In this project, we aimed to determine functional cellular differences at basal conditions between trans-mitochondrial cybrids generated from African and European mtDNA backgrounds. 

Human mitochondrial DNA (mtDNA) heritage significantly influences disease sensitivity, but the cellular mechanisms and functional distinctions among mtDNA lineages are not fully understood. MtDNA is strictly maternally inherited and encodes for transcripts responsible for the synthesis of respiratory electron transport chain complexes. Accordingly, changes in mtDNA sequence affect the efficiency of oxidative phosphorylation and influence cellular energetics. Ancient human migration out of Africa, across continents, and into new environments led to the accumulation of regional, non-pathogenic mtDNA variants that conferred metabolic advantages specific to their environments, forming mtDNA haplotypes. These haplotypes group into phylogenetically distinct haplogroups, which are characterized by unique energetic profiles and have been identified as key modulators of sensitivity to chronic and transmissible diseases. 
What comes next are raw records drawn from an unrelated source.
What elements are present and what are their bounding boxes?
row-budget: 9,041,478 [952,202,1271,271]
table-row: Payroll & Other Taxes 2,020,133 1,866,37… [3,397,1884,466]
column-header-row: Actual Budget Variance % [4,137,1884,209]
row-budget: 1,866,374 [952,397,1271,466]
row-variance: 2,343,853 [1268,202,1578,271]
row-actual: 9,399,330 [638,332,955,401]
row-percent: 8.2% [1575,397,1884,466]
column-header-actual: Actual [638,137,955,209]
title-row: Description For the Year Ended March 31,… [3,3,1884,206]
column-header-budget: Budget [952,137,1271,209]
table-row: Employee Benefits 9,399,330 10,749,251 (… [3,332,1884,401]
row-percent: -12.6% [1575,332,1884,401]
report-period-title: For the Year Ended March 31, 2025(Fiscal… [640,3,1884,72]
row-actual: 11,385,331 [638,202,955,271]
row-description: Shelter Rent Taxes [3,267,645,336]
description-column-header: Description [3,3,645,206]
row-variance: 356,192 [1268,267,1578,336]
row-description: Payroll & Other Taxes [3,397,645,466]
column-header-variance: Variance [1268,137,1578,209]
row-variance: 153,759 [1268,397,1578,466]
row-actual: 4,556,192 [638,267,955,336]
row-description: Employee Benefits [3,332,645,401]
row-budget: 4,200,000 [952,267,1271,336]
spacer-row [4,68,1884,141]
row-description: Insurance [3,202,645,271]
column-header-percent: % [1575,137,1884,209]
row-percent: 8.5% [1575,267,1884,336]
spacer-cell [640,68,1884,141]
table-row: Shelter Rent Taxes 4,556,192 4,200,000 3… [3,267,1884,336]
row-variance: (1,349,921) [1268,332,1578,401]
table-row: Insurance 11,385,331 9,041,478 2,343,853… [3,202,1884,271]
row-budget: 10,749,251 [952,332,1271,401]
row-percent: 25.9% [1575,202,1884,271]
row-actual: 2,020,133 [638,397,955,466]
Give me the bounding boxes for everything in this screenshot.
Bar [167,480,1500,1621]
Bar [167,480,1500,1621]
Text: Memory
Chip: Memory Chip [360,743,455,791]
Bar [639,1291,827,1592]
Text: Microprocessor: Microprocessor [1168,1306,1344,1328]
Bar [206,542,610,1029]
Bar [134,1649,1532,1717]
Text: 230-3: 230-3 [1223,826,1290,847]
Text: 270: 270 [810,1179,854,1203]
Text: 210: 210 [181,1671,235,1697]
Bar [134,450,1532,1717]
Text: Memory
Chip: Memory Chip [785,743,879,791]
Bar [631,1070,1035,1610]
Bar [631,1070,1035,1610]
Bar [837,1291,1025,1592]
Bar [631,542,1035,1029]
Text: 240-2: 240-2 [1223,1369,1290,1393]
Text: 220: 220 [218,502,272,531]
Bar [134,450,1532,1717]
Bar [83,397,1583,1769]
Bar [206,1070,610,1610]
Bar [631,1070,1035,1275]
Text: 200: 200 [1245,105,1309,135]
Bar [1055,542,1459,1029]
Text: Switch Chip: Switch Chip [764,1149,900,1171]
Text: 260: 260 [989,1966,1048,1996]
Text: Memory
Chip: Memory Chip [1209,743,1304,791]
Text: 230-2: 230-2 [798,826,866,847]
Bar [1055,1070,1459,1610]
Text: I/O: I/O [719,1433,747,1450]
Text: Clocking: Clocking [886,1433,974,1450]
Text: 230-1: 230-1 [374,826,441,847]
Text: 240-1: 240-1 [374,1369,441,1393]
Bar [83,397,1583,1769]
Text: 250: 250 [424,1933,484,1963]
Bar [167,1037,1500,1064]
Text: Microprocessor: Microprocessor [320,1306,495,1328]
We hypothesize that these non-pathogenic mtDNA variants – haplogroups – confer functional differences between transmitochondrial (cybrid) cell lines carrying mtDNA from African and European haplogroups. We generated cybrids using A549 lung carcinoma epithelial cells harboring mtDNA from European haplogroups H, J, and Uk, as well as the African haplogroup L4. We then evaluated differences in global transcriptome using RNA-sequencing and cellular energetics using Seahorse Assay between the African and European-derived cybrids. We found significant transcriptional and energetic differences between the European and African-derived cybrids. RNA sequencing analysis and pathway analysis revealed enrichment of gene sets responsible for amino acid metabolism, the integrated stress response, and antioxidant defense in African cybrids relative to European cybrids at basal conditions. The Mitostress Test, an energetic assay, also revealed differences in extracellular acidification rate and non-mitochondrial oxygen consumption rate between the African and European cybrids.

This study demonstrates the profound effects of subtle mtDNA differences between the African and European haplogroups on the nuclear transcriptome and cellular energetics, and indicates the efficacy of the cybrid approach for studying haplogroup differences.